The central processor for the card has a simple heatsink mounted on it that gets very hot during operation. Apparently not hot enough to exceed the recommended 45C -55C that Adaptec has designated as the max temperature this card can handle. Getting good airflow not only for the card, but the drives is very important. Passive cooling will typically not suffice for these setups.
This series of Unified Serial Controllers is comprised of five basic models. The 3805 which we will be evaluating comes with two different cache sizes.

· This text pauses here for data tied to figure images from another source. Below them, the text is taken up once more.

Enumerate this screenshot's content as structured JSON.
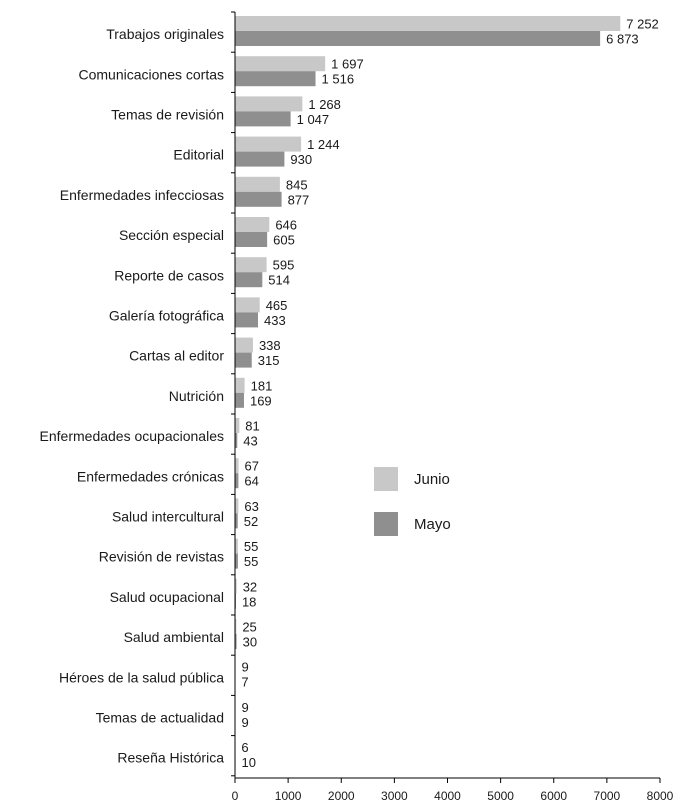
{
  "chart_data": {
    "type": "bar",
    "orientation": "horizontal",
    "categories": [
      "Trabajos originales",
      "Comunicaciones cortas",
      "Temas de revisión",
      "Editorial",
      "Enfermedades infecciosas",
      "Sección especial",
      "Reporte de casos",
      "Galería fotográfica",
      "Cartas al editor",
      "Nutrición",
      "Enfermedades ocupacionales",
      "Enfermedades crónicas",
      "Salud intercultural",
      "Revisión de revistas",
      "Salud ocupacional",
      "Salud ambiental",
      "Héroes de la salud pública",
      "Temas de actualidad",
      "Reseña Histórica"
    ],
    "series": [
      {
        "name": "Junio",
        "color": "#c8c8c8",
        "values": [
          7252,
          1697,
          1268,
          1244,
          845,
          646,
          595,
          465,
          338,
          181,
          81,
          67,
          63,
          55,
          32,
          25,
          9,
          9,
          6
        ],
        "labels": [
          "7 252",
          "1 697",
          "1 268",
          "1 244",
          "845",
          "646",
          "595",
          "465",
          "338",
          "181",
          "81",
          "67",
          "63",
          "55",
          "32",
          "25",
          "9",
          "9",
          "6"
        ]
      },
      {
        "name": "Mayo",
        "color": "#8f8f8f",
        "values": [
          6873,
          1516,
          1047,
          930,
          877,
          605,
          514,
          433,
          315,
          169,
          43,
          64,
          52,
          55,
          18,
          30,
          7,
          9,
          10
        ],
        "labels": [
          "6 873",
          "1 516",
          "1 047",
          "930",
          "877",
          "605",
          "514",
          "433",
          "315",
          "169",
          "43",
          "64",
          "52",
          "55",
          "18",
          "30",
          "7",
          "9",
          "10"
        ]
      }
    ],
    "xticks": [
      0,
      1000,
      2000,
      3000,
      4000,
      5000,
      6000,
      7000,
      8000
    ],
    "xlim": [
      0,
      8000
    ],
    "title": "",
    "xlabel": "",
    "ylabel": "",
    "grid": false,
    "legend": {
      "position": "right-center"
    }
  }
}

|3405||MD2-Low Profile||4||4-Lane PCIe||Intel 80333 500MHz||128MB|
|3805||MD2-Low Profile||8||4-Lane PCIe||Intel 80333 500MHz||128-256MB|
|3085||MD2-Low Profile||8||8-Lane PCIe||Intel 80333 800MHz||256MB|
|31205||Half Length / Full Height||12||8-Lane PCIe||Intel 80333 800MHz||256MB|
|31605||Half Length / Full Height||16||8-Lane PCIe||Intel 80333 800MHz||256MB|
Motherboards for the last 5 or so years have started to include basic raid support either by way of IDE or SATA. This has allowed consumers to put together cheap raid0 and raid1 configurations to aid with speed or reliability respectively. Some chipsets have even allowed raid5 configurations that help balance both. The problem with these however is that they rarely have cache and are software driven. Hardware driven cards quite simply blow the panties off software driven raid chipsets in terms of CPU consumption, cache performance and complex raid configurations. Linux and even Windows support full software driven raid which can be very inefficient due to the fact that multiple IO streams will be sent across the bus when true raid cards will only send one.
True hardware controllers like the 3805 have their own bios and management software. Arrays are exported to the operating system as unified devices. For users that run other operating systems, this is a very nice feature since they no longer have to rely on driver versions or bios settings for chipset modes. For those of use that dual boot windows and linux, this can be a nightmare. Hardware raid cards also significantly reduce IO overhead on your CPU and provide their own cache. Advanced models even have a battery tied to the cache so if your power fails, data waiting to be written can be stored in cache and written to the array when the machine restarts. This significantly reduces the chances for a file system error.
This series also support NCQ which can in certain situations increase the rate at which data is written and read by reordering the commands. The BIOs can be updated with patches from Adaptec’s site. As new drives are produced flash is needed at times to properly support various “broken” hard drives (as in manufacturers that do not follow specs or release buggy interfaces).